Risultati concreti, scadenze rispettate e interventi mirati dimostrano, secondo l’assessore, la capacità della Regione di gestire in modo responsabile ed efficace le risorse europee, con benefici diretti per cittadini e comunità locali.
Case della comunità, 146 interventi finanziati
Per la realizzazione delle Case della comunità, cuore della nuova sanità di prossimità, la Regione ha ottenuto 217 milioni di euro per 146 interventi complessivi. Il target finale, fissato al 31 marzo 2026, prevede strutture operative e dotate di attrezzature tecnologiche.
Attualmente otto Case della comunità sono già operative, mentre 53 hanno completato i lavori e sono in fase di prossima attivazione. Per le restanti 85 strutture, le Aziende sanitarie hanno programmato la conclusione dei lavori entro marzo 2026: 25 a gennaio, 19 a febbraio e 41 a marzo.
COT, obiettivo già centrato
Quasi 8,5 milioni di euro sono stati destinati alla realizzazione di 50 Centrali operative territoriali. Il target previsto – centrali pienamente funzionanti – è stato già raggiunto in tutte le province siciliane.
Nel Trapanese sono previste quattro Cot definitive, inserite all’interno delle strutture che ospiteranno Case e Ospedali di comunità. I lavori, già avviati, si concluderanno entro il 31 marzo 2026 e sostituiranno le attuali centrali provvisorie.
Ospedali di comunità, investimenti per 96 milioni
Per gli Ospedali di comunità sono stati assegnati 96,4 milioni di euro per 39 interventi. Otto strutture hanno già completato la fase realizzativa: una è già operativa, mentre sette saranno attivate a breve.
Le restanti 31 strutture seguiranno un cronoprogramma che prevede la conclusione dei lavori entro marzo 2026: nove a gennaio, cinque a febbraio e 17 a marzo, in linea con il target finale previsto dal Pnrr.
Ospedali sicuri e sostenibili, cantieri in corso
Altri 61,6 milioni di euro finanziano 12 interventi nell’ambito del programma “Ospedali sicuri e sostenibili”. Un presidio ha già completato gli interventi di adeguamento ed è operativo. Per le altre 11 strutture i cantieri sono stati consegnati e i lavori sono in corso.

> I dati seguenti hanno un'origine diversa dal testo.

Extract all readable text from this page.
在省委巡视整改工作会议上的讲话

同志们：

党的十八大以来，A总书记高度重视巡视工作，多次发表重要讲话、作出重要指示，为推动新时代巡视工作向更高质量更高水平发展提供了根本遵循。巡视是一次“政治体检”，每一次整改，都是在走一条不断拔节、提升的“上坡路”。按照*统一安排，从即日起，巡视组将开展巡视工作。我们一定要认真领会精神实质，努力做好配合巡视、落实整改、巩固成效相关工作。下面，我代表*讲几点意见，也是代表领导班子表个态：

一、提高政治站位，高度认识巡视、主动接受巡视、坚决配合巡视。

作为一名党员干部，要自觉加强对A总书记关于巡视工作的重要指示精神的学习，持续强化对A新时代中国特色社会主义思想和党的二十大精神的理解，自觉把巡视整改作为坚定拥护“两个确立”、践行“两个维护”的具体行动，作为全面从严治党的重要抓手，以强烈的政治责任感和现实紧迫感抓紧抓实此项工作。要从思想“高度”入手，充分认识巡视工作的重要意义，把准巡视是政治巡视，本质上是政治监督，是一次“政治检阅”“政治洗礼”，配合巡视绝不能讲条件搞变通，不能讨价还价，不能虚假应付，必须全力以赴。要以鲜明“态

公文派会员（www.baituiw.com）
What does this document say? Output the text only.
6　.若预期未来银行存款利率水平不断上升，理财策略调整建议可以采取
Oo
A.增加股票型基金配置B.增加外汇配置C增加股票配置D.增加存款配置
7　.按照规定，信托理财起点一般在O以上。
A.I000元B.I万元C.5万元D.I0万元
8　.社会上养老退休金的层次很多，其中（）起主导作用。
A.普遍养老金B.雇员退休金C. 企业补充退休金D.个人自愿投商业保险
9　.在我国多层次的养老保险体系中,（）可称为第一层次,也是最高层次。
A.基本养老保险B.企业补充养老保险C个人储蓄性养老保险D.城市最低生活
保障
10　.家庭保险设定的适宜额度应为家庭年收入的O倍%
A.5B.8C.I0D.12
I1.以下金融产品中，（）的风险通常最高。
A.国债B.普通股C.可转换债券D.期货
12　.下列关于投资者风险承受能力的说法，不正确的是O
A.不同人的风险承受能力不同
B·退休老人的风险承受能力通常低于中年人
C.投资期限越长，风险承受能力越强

La conclusione degli interventi antisismici è prevista per due strutture a gennaio e per le restanti nove a marzo 2026, nel rispetto del target fissato al 30 giugno 2026.
Digitalizzazione e grandi apparecchiature: numeri oltre il target
Completata anche la digitalizzazione dei 29 Dipartimenti di emergenza e accettazione di I e II livello: le attività di collaudo e verifica si sono concluse entro la scadenza del 30 settembre 2025, centrando pienamente l’obiettivo previsto.
Sul fronte delle grandi apparecchiature sanitarie, a fronte di un target minimo di 259 unità, la Regione ha programmato l’acquisto di 301 dispositivi. A dicembre 2025 risultavano operative 276 apparecchiature; oggi sono 287 quelle già collaudate, mentre per le restanti 14 sono in corso le ultime fasi di completamento.
Un investimento che punta a migliorare le prestazioni specialistiche ambulatoriali e a ridurre concretamente le liste d’attesa, rafforzando l’offerta sanitaria sul territorio.